Bild: Der Mann mit dem Hammer: Chefsteinmetz Carlo Wloch bei der Arbeit.
Behutsam streicht Carlo Wloch mit der Daumenkuppe über den Sandstein.
"Sehen Sie diese weichen Locken? Dafür brauchen Sie das richtige Material.
Sonst müssen Sie Abstriche in der Ästhetik machen - wie zum Beispiel hier."

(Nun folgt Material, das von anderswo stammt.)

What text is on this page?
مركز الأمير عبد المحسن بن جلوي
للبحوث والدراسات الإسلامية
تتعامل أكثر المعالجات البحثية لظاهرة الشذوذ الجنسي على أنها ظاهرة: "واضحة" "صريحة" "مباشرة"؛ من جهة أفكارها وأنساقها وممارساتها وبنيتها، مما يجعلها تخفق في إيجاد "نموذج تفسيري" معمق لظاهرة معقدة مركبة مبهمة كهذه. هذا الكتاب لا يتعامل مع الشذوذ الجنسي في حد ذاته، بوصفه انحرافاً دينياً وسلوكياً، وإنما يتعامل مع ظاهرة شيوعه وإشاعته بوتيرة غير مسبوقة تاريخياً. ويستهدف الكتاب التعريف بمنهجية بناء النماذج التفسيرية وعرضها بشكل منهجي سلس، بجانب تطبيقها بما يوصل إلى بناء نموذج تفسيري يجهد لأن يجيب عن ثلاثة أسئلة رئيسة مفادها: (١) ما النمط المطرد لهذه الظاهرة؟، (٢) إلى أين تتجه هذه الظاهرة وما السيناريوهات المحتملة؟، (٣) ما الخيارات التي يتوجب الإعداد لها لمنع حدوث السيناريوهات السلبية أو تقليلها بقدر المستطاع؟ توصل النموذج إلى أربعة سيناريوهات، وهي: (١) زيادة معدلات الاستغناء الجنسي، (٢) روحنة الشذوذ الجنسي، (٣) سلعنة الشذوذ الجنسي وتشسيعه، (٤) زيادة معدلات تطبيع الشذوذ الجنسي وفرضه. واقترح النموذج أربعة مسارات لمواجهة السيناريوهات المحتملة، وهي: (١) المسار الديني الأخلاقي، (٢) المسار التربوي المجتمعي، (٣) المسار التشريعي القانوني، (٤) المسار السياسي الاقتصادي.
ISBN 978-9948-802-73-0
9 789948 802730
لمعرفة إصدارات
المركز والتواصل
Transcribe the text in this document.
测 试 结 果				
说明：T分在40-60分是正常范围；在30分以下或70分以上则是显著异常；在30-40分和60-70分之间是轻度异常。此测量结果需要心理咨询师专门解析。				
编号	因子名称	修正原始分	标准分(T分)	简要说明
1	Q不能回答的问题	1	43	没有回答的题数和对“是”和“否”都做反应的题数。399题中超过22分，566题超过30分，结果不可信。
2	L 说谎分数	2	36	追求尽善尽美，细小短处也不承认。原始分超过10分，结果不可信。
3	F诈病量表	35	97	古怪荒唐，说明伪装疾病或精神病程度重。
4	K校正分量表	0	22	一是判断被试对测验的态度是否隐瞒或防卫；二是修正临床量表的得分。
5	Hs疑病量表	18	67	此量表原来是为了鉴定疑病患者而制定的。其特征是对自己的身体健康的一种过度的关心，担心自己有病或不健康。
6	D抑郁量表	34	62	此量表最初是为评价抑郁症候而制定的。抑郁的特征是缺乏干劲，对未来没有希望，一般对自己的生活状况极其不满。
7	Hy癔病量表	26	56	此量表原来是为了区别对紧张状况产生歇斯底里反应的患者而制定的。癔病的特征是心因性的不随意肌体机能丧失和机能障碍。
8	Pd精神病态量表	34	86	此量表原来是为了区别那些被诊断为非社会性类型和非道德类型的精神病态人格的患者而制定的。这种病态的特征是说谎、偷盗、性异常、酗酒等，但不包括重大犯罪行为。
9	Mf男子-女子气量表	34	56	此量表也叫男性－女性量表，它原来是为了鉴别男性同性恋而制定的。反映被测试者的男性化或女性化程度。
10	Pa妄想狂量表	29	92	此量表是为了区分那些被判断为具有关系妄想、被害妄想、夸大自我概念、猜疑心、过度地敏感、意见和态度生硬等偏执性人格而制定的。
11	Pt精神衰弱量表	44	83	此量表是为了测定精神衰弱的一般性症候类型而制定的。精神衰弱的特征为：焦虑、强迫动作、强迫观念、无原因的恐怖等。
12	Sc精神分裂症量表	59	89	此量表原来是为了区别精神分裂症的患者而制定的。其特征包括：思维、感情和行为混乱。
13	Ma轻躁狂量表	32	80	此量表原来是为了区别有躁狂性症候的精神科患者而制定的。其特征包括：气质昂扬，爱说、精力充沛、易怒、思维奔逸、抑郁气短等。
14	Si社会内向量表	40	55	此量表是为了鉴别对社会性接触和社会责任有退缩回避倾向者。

Für Laien sieht das Löwenkopfmodell mit den idealtypischen Locken dem
steinernen Abbild daneben äußerst ähnlich. Für Wloch geht es hier um die
Berufsehre. Der Steinmetz, der in Spandau unter einem Holzdach an
Löwenköpfen, Wappen und Säulenkapitellen arbeitet, hat einen äußerst
anspruchsvollen Job: Er leitet die Schlossbauhütte, in der die
Barockfassade für das Stadtschloss gefertigt wird.
Spatenstich für das umstrittene Megaprojekt am Schlossplatz ist zwar erst
2013 - aber im Juli gab der Haushaltsausschuss des Bundestages nach zwei
Jahren Sperre die benötigten 552 Millionen dafür frei.
Seit Ende September schaffen fünf Bildhauer in einer ehemaligen
Reparaturhalle für britische Militär-Lkws schon mal Fakten: mit
detailgenauen Nachbildungen von Schmuckelementen des 1950 gesprengten
Hohenzollernschlosses und der Restaurierung der wenigen erhaltenen
Originalstücke. An der Einfahrt steht kein Schild und kein Logo - man habe
sich bewusst für Unauffälligkeit entschieden, sagt Bernhard Wolter,
Sprecher der federführenden Stiftung Berliner Schloss - Humboldtforum.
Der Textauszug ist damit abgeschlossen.